Senator the Hon Mathias Cormann
Minister for Finance
Date: Wednesday, 13 May 2015
TOM ELLIOTT: That was the Mojos singing back in the late 70s and early 80s, it was a community service message put out there by the Nine Network, ‘have a go’ it said to get the country back on its feet. It is interesting, because both the Prime Minister and the Treasurer used the phrase ‘have a go’ between them over 30 times in the past 24 hours. Joining us on the line now, Federal Government’s Finance Minister Mathias Cormann, Mr Cormann, good afternoon.
MATHIAS CORMANN: Good afternoon Tom, good afternoon to your listeners.
TOM ELLIOTT: Have you been using the phrase ‘have a go’ much in the past 24 hours?
MATHIAS CORMANN: Absolutely, because last night the Treasurer delivered a Budget to help Australians who are having a go and we want small business to have a go and help us strengthen economic growth and job creation over the year ahead.
TOM ELLIOTT: But do you think that sort of slogan is going to make someone sort of go out and go righto, I’ll borrow some money, I’ll expand my business, I will buy a bigger house, I will do whatever. I mean, is that the message you’re trying to give to people?
MATHIAS CORMANN: The slogan won’t, but what stands behind it we believe will. We have put forward a significant package, incentivising small business to have a real crack at getting ahead. The 1.5 per cent tax cut for small business, the $20,000 instant asset write off which enables businesses that generate less than $2 million in annual turnover to essentially deduct from their tax any investment in assets or equipment that helps them generate stronger growth in their own business and helps them employ more Australians to deduct that sort of investment immediately from their tax. So we believe that all of these measures taken together will help us strengthen growth and create more jobs.
TOM ELLIOTT: Can I ask, I know it is a collegiate sort of method the way you put the Budget together but I mean it is well known that Joe Hockey came from a small business background. Was he the person inside the Cabinet room or the Expenditure Review Committee who was pushing for these small business measures to be sort of front and centre in the Budget?
MATHIAS CORMANN: Joe Hockey has certainly led the charge as the leader of the economic team in relation to all aspects of the Budget. But you’re quite right, he does come from a small business background and he did take a particular interest in this. He was particularly focused on getting a very effective small business package together. This specific measure is actually a measure that Joe personally championed through the whole Expenditure Review Committee process.
TOM ELLIOTT: This time last year we were told that there was a Budget emergency, that Labor’s sort of wasteful spending over the previous six or seven years had put the country onto a precipice, that if we didn’t get the debt under control things were going to go badly wrong. Now, that has all changed inside one year. Can we conclude that the debt emergency is not more?
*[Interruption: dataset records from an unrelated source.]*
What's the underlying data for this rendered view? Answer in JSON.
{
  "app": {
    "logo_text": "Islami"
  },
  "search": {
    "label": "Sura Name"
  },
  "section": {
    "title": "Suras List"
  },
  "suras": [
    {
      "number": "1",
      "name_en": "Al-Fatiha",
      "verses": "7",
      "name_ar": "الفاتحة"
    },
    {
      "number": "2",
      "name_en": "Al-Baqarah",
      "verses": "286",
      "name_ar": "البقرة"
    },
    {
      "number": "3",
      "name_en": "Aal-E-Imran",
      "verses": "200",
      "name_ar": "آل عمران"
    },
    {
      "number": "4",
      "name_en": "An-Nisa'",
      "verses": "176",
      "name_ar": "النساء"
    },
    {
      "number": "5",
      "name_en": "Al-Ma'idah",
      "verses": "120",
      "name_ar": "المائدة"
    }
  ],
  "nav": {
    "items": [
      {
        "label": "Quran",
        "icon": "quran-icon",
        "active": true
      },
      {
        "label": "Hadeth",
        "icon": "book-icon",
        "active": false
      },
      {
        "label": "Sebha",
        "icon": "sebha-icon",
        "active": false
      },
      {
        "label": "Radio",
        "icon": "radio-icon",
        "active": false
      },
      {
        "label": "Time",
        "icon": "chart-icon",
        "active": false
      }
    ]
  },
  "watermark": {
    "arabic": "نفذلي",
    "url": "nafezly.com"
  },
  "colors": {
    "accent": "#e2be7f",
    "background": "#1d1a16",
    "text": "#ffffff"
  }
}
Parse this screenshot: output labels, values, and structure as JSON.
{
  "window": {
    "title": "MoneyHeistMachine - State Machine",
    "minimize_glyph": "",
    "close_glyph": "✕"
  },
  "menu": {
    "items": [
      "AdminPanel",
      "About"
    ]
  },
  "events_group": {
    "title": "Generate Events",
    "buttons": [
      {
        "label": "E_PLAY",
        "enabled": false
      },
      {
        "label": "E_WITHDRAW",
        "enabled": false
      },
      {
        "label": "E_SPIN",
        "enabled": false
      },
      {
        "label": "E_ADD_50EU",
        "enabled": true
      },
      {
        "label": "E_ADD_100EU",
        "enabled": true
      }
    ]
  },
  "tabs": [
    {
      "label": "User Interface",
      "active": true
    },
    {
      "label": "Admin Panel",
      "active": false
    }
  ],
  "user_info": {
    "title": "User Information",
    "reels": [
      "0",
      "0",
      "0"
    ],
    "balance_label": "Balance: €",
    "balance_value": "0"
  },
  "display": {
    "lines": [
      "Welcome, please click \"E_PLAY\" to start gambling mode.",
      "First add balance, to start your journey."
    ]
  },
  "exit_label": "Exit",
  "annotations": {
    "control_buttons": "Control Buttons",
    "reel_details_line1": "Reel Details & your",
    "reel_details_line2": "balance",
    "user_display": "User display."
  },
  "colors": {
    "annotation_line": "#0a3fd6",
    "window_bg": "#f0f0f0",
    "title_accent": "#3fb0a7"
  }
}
MATHIAS CORMANN: The problem when we came into Government is that the economy was weakening, unemployment was rising and the Budget position was rapidly deteriorating moving forward on the back of an unsustainable spending growth trajectory. The challenge was that after record terms of trade and record revenue on the back of the mining boom, revenue was actually coming off in the tail end of the Labor years. But exactly at that time, the previous Government decided to ramp up expenditure federally by more, permanently and structurally into the future, in particular in the period beyond the published forward estimates. So what we have had to do is that we have had to make decisions to get spending on a more sustainable foundation for the future. We have had to make decisions to control spending growth and instead of growing spending at 3.6 per cent above inflation per year, we are just now growing expenditure by 1.5 per cent above inflation per year. That is helping us get back to surplus, it is helping us reduce spending as a share of the economy and it is helping us get back to surplus.
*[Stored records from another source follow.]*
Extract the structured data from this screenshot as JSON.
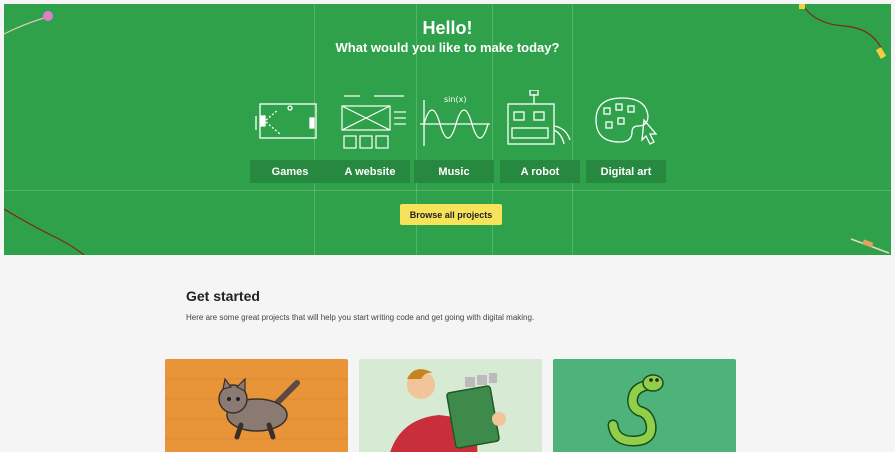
{
  "hero": {
    "title": "Hello!",
    "subtitle": "What would you like to make today?",
    "background": "#2fa14a",
    "categories": [
      {
        "label": "Games",
        "icon": "games-icon"
      },
      {
        "label": "A website",
        "icon": "website-icon"
      },
      {
        "label": "Music",
        "icon": "music-icon"
      },
      {
        "label": "A robot",
        "icon": "robot-icon"
      },
      {
        "label": "Digital art",
        "icon": "palette-icon"
      }
    ],
    "browse_label": "Browse all projects",
    "browse_color": "#f7e35a"
  },
  "get_started": {
    "heading": "Get started",
    "intro": "Here are some great projects that will help you start writing code and get going with digital making.",
    "cards": [
      {
        "name": "scratch-cat-card",
        "color": "#e8953a"
      },
      {
        "name": "raspberry-pi-card",
        "color": "#d6ead4"
      },
      {
        "name": "python-card",
        "color": "#4db37a"
      }
    ]
  }
}
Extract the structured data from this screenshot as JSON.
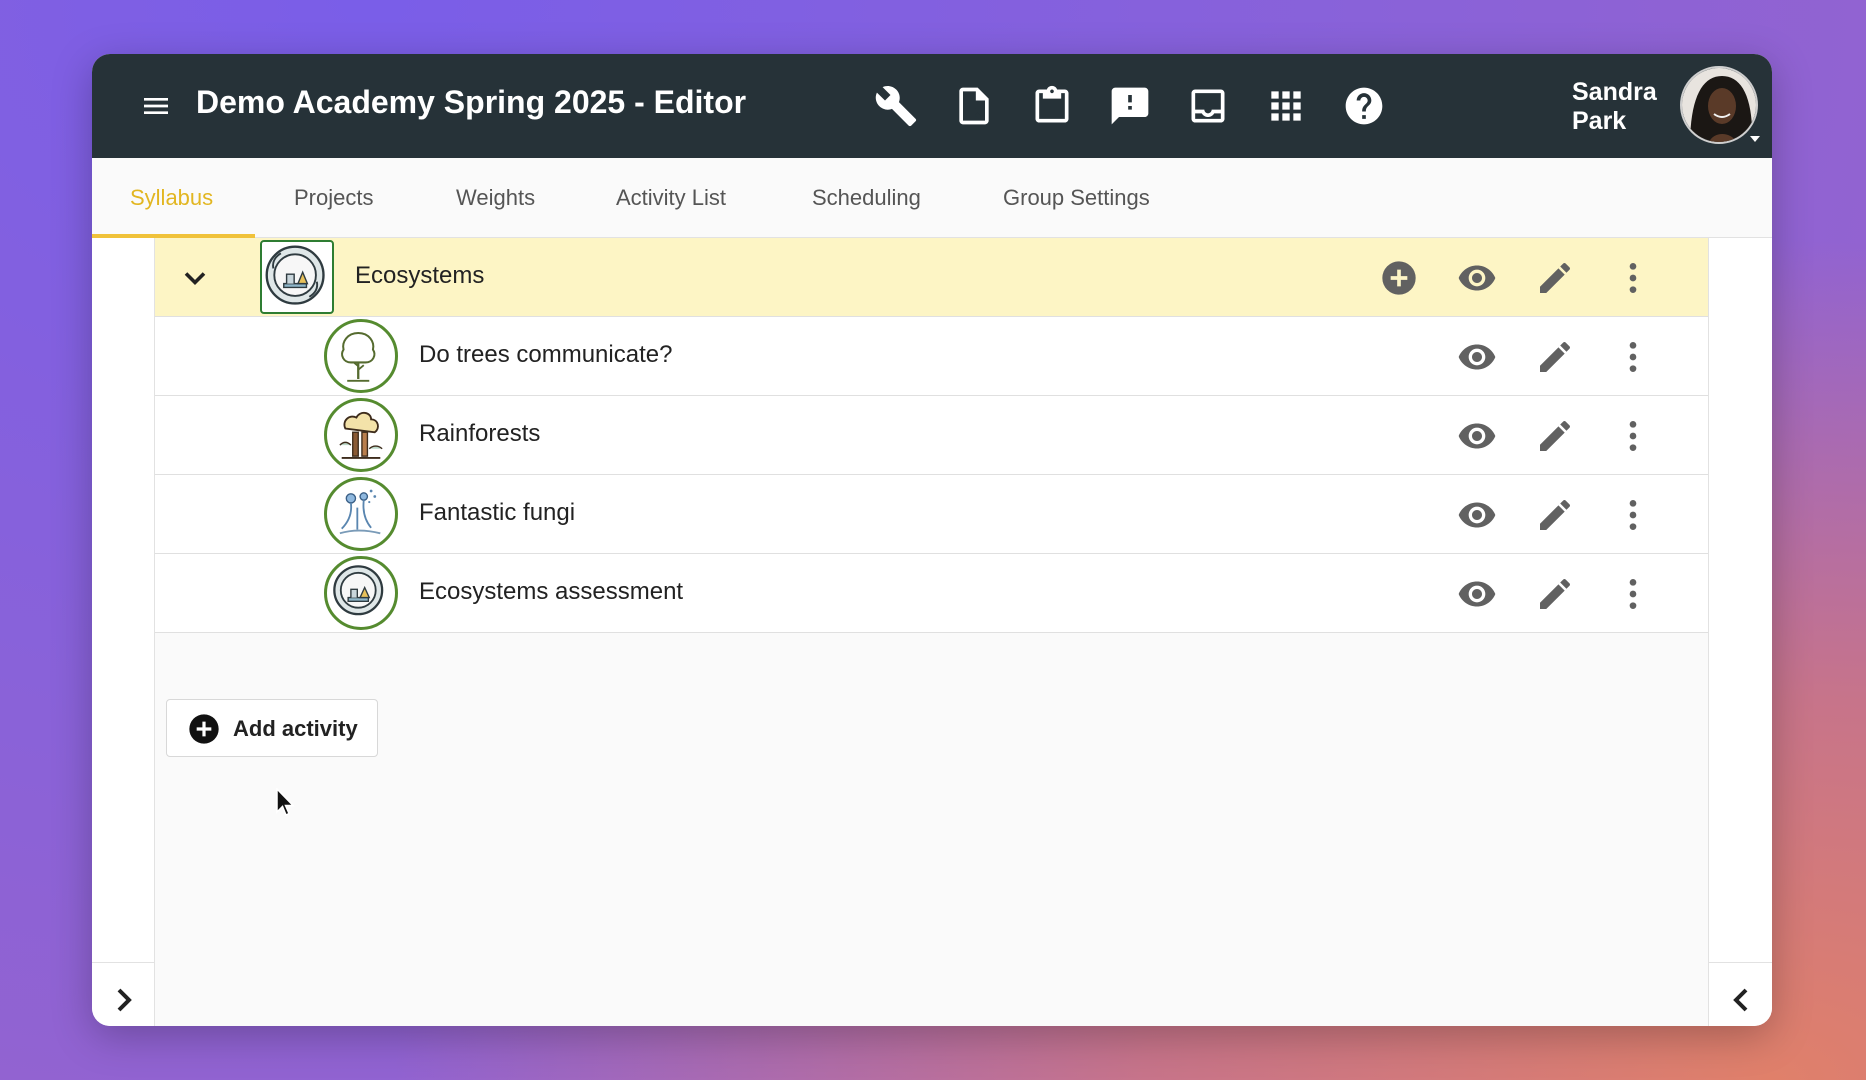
{
  "header": {
    "title": "Demo Academy Spring 2025 - Editor",
    "user_name": "Sandra Park",
    "icons": [
      "menu-icon",
      "wrench-icon",
      "page-search-icon",
      "clipboard-icon",
      "feedback-icon",
      "inbox-icon",
      "apps-grid-icon",
      "help-icon"
    ]
  },
  "tabs": [
    {
      "label": "Syllabus",
      "active": true
    },
    {
      "label": "Projects",
      "active": false
    },
    {
      "label": "Weights",
      "active": false
    },
    {
      "label": "Activity List",
      "active": false
    },
    {
      "label": "Scheduling",
      "active": false
    },
    {
      "label": "Group Settings",
      "active": false
    }
  ],
  "unit": {
    "title": "Ecosystems",
    "icon": "ecosystem-icon"
  },
  "activities": [
    {
      "title": "Do trees communicate?",
      "icon": "tree-icon"
    },
    {
      "title": "Rainforests",
      "icon": "rainforest-icon"
    },
    {
      "title": "Fantastic fungi",
      "icon": "fungi-icon"
    },
    {
      "title": "Ecosystems assessment",
      "icon": "ecosystem-icon"
    }
  ],
  "add_activity_label": "Add activity",
  "colors": {
    "topbar": "#263238",
    "active_tab": "#e2b621",
    "unit_row": "#fdf5c5",
    "icon_gray": "#616161"
  }
}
TOM ELLIOT: My reading of the Budget papers, both last night and this morning, was that you’re trying to keep a lid on overall spending and you have talked about that, but at the same time you are hoping that the Australian economy starts growing more rapidly back to three and a quarter, three and a half per cent. Are you confident that is going to happen, because I mean the financial crisis a few years ago showed us that it is often very hard to predict economic growth? Sometimes it does what you don’t want it to do and goes down.
MATHIAS CORMANN: You are certainly right that it is very hard to predict what will happen in the global economy in the future. We are encouraged by recent developments when it comes to global economic growth. What we are trying to do is to ensure that Australia is in the most resilient position possible to deal with future economic challenges coming our way from around the world, but that we are also in the best possible position to take advantage of the opportunities coming our way. We are at the heart of the Asia-Pacific. There are significant opportunities for us. This is the part of the world where most of the global economic growth will be generated over the next few decades, so we need to ensure that we are in the best possible position to take advantage of that and yesterday’s Budget was the next step in our economic plan to position Australia for that.
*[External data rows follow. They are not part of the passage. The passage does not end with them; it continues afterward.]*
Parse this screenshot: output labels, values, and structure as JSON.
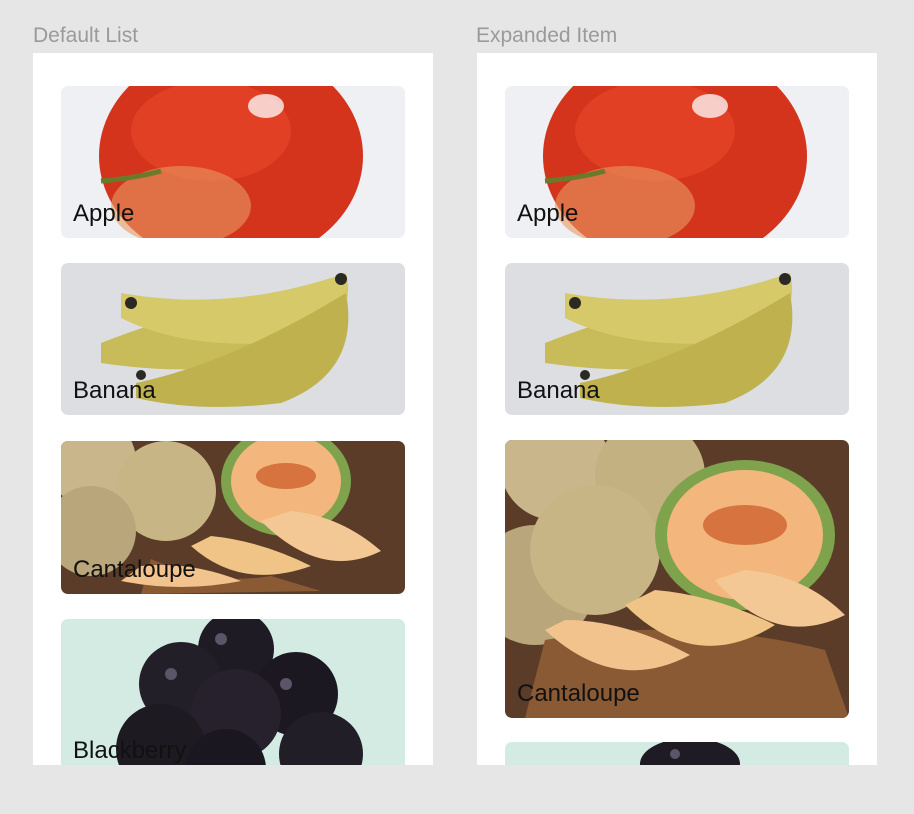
{
  "panels": {
    "default": {
      "title": "Default List"
    },
    "expanded": {
      "title": "Expanded Item"
    }
  },
  "fruits": [
    {
      "label": "Apple",
      "image_icon": "apple-photo"
    },
    {
      "label": "Banana",
      "image_icon": "banana-photo"
    },
    {
      "label": "Cantaloupe",
      "image_icon": "cantaloupe-photo"
    },
    {
      "label": "Blackberry",
      "image_icon": "blackberry-photo"
    }
  ],
  "colors": {
    "background": "#e6e6e6",
    "panel": "#ffffff",
    "title": "#9a9a9a",
    "label": "#111111"
  }
}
TOM ELLIOT: Now what about the Senate? Last year you hit a major roadblock in the Senate, some fairly important bits of the Budget didn’t get passed, they still haven’t been passed. Are you more confident this time around that the Senate will approve your plans?
MATHIAS CORMANN: More than 80 per cent of our Budget last year has been passed. It is true that some of the more hotly debated issues are still on the table. Some of them we have taken off the table, some of them we have adjusted and some of them we are pressing ahead with. It has always been thus. Governments which did not have the numbers in the Senate have had to engage with the Senate. That is what we have been doing in recent months. That is what we will be doing from here on in. We believe that we have put together a Budget that is measured, responsible and fair. We believe it is a Budget that is in the national interest. We believe it will help us strengthen growth and opportunity, which is what Australia needs right now. Hopefully the crossbench, but also the opposition will start working with us, focused on the national interest.
TOM ELLIOT: We are speaking to Mathias Cormann, the Finance Minister who has had a very important part in formulating last night’s Federal Budget. Now, Victorian Premier, Daniel Andrews has come out and said today that he is not going to give back the Federal Government the $1.5 billion that was advanced to the State Government last year for East West Link. Now the Budget papers say it has to be repaid, the State Premier, Victoria’s Premier Daniel Andrews says he will not repay it. What happens next?
MATHIAS CORMANN: The Australian Government signed relevant agreements with the Victorian Government. This will be resolved. The money was obviously provided for a particular purpose. There were conditions attached to it. It was to go into the construction of the East West Link. A project that the Federal Government continues to be committed to. We can’t believe that any Government in Australia would decide to spend $1 billion of taxpayers’ money not to build a road. Now we have got the Victorian State Government turning around telling us that instead of building the East West Link they want to build the West East Link but they actually don’t want to put any State Government resources behind that project at all. They have come to the Commonwealth and said they wanted us to take all of the Government responsibility for that particular project, which seems a bit strange as well.
TOM ELLIOT: So if Daniel Andrews refuses to repay the money, will you simply subtract $1.5 billion from, I don’t know the next GST payment and take that out of Victoria’s funds?
MATHIAS CORMANN: There is an agreement between the Commonwealth and the State and I am very confident that when it is all said and done, the Victorian Government will comply with the relevant terms in that agreement.
TOM ELLIOT: That will be very interesting to see. I know you are a busy man, you have to go. Mathias Cormann, Finance Minister, thank you for your time.
MATHIAS CORMANN: Always good to talk to you.